L’attribution de la responsabilité de l’attaque chimique au gouvernement syrien.
La mission des inspecteurs de l’OIAC ne consistait pas à désigner les coupables de ces attaques et ils ne l’ont pas fait. Toutes les interprétations accusant l’Armée arabe syrienne d’en être responsable se fondent sur le fait que seul l’État syrien a les moyens de concevoir de telles armes et que les opposants n’ont pas la capacité d’en fabriquer.
Or, de nombreux pays impliqués dans cette crise possèdent des armes chimiques de qualité militaire, soit résiduelles, soit clandestines.
Les rebelles ou les djihadistes étrangers peuvent en avoir reçues illégalement d’un de leurs sponsors. La détermination de ces derniers est sans limites et, en plus, un pays comme l’Arabie saoudite perdrait non seulement des sommes d’argent colossale mais aussi et surtout la face si Bachar al Assad se maintenait au pouvoir.

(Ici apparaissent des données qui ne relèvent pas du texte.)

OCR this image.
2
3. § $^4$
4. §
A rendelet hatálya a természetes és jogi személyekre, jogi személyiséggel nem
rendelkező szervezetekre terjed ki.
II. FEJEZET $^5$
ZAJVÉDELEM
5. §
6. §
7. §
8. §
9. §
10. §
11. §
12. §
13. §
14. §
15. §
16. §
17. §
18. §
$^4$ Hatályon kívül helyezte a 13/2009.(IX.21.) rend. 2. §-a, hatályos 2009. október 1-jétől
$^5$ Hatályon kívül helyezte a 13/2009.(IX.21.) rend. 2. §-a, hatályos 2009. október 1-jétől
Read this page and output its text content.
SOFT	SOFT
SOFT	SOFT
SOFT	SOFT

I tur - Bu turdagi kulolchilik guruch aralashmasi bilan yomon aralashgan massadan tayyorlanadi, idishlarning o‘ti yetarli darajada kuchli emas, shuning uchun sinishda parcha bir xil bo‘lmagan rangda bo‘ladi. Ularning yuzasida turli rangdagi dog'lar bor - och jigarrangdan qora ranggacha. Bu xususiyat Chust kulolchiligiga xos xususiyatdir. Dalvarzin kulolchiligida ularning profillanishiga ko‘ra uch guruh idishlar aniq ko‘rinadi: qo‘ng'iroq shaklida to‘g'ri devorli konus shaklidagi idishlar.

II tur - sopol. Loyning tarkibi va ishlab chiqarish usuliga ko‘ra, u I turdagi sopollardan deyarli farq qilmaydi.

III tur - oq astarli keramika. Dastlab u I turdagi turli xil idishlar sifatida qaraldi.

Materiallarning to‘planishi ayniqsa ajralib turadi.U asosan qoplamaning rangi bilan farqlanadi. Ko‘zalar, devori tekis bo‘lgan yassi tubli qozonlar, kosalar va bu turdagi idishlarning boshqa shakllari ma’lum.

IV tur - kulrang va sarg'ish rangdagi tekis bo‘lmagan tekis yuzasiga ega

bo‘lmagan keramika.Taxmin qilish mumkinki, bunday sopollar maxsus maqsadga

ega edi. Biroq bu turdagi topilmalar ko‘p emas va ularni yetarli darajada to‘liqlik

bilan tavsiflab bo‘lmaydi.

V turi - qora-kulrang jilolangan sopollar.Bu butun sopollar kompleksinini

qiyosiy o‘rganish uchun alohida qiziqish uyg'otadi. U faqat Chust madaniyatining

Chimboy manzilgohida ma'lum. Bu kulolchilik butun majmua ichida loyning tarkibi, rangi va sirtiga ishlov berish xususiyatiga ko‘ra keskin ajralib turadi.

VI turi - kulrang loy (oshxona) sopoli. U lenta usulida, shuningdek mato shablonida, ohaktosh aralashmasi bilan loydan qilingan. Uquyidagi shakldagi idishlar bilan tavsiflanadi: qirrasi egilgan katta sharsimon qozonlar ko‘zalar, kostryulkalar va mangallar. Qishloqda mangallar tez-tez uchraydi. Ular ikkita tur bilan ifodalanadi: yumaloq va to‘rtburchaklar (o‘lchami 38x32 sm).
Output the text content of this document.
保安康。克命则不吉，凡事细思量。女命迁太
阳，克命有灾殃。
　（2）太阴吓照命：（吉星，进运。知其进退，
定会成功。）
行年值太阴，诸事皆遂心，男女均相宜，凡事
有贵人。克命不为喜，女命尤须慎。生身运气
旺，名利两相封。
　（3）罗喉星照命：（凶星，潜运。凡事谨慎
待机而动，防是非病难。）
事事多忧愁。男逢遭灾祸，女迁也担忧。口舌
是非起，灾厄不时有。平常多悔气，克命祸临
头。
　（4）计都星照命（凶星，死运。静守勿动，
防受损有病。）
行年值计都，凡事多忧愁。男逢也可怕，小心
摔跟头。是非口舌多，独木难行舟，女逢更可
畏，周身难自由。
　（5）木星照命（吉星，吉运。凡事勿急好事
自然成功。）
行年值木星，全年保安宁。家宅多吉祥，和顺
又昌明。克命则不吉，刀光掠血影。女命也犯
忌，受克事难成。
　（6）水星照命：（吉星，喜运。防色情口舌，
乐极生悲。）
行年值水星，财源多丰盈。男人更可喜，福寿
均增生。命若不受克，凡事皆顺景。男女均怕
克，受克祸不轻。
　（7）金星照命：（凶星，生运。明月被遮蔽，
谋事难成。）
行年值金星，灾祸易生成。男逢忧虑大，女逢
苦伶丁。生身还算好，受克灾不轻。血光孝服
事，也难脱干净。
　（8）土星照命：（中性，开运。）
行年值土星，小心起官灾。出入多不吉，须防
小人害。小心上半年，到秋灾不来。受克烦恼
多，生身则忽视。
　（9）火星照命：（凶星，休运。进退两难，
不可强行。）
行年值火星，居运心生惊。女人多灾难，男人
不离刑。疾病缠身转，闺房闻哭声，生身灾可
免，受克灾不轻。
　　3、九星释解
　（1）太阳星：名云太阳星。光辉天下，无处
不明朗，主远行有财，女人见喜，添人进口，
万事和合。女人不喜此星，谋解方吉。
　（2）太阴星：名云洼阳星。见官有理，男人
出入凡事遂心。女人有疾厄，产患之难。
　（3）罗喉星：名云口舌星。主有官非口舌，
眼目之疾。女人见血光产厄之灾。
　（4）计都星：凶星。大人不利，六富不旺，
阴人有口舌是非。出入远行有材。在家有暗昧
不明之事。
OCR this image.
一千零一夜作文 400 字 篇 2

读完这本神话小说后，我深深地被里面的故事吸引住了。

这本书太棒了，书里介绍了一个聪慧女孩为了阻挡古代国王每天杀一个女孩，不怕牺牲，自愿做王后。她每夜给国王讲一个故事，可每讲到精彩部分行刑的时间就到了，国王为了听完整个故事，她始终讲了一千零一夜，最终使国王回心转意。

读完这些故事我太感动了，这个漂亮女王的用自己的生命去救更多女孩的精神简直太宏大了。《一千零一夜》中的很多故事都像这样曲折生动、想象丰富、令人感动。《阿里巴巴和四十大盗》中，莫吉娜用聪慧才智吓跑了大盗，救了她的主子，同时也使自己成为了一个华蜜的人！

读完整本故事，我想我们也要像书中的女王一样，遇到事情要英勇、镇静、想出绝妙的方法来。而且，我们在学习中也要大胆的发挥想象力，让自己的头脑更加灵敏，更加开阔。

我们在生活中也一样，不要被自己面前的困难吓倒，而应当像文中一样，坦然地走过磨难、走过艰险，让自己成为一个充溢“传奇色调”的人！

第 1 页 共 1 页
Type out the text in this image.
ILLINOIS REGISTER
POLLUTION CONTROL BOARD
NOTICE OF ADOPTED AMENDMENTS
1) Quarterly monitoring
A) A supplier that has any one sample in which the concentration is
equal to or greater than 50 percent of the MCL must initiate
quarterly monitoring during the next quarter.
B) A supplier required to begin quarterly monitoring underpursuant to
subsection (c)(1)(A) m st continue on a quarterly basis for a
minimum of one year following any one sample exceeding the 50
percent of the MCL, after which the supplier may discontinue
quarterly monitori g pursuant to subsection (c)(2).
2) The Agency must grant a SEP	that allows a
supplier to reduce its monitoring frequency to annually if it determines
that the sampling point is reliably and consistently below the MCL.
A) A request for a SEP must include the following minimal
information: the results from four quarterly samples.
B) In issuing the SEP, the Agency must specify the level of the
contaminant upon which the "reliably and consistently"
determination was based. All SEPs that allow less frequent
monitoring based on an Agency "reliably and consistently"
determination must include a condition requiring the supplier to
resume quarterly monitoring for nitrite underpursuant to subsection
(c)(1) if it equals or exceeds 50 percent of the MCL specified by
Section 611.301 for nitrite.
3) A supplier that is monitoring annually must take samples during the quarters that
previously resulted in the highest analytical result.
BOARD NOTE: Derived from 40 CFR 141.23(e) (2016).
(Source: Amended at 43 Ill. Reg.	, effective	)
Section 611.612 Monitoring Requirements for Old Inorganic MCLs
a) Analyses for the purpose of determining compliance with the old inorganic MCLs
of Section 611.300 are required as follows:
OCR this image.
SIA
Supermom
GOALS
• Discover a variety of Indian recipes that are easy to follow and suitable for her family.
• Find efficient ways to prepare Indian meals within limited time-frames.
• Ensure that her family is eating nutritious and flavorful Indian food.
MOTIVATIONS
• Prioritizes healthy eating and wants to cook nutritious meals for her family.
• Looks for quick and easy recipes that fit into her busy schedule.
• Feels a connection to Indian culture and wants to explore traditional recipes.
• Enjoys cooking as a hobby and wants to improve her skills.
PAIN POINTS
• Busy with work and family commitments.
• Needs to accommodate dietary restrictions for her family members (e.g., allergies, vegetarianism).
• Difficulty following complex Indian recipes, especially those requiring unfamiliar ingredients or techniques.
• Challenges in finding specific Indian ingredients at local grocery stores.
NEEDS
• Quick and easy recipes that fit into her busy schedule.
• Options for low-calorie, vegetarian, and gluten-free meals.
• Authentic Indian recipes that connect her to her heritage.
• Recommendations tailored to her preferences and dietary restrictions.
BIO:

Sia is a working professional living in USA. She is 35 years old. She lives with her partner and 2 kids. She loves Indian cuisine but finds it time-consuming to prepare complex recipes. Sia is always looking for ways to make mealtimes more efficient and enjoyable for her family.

Une action sous fausse bannière pour provoquer une intervention aérienne comme en Libye était très plausible.
Une implication d’Israël dans la fabrication ou la fourniture de ces gaz aux rebelles via l’Arabie saoudite n’est pas exclue. Des armes ou des équipements d’origine israélienne ont été découverts par l’armée régulière syrienne lors de leurs dernières offensives. Cela indique au moins qu’Israël est impliqué dans le conflit. Il y a une collusion d’intérêts entre ces deux pays, notamment vis-à-vis de l’Iran et du Hezbollah. Ce n’est pas parce qu’il n’y a pas d’indices matériels qu’il faut exclure cette possibilité. N’oublions pas qu’Israël est passé maître dans les actions clandestines de ses services secrets.
De leur côté, les autorités syrienne n’avaient aucun motif pour bombarder des zones civiles avec des gaz de combat. La ligne rouge avait été définie par Barack Obama et il était militairement inutile de la franchir. Les médias de masse ont cependant fait peu de cas de toute autre considération que celles émises par les services de renseignements occidentaux.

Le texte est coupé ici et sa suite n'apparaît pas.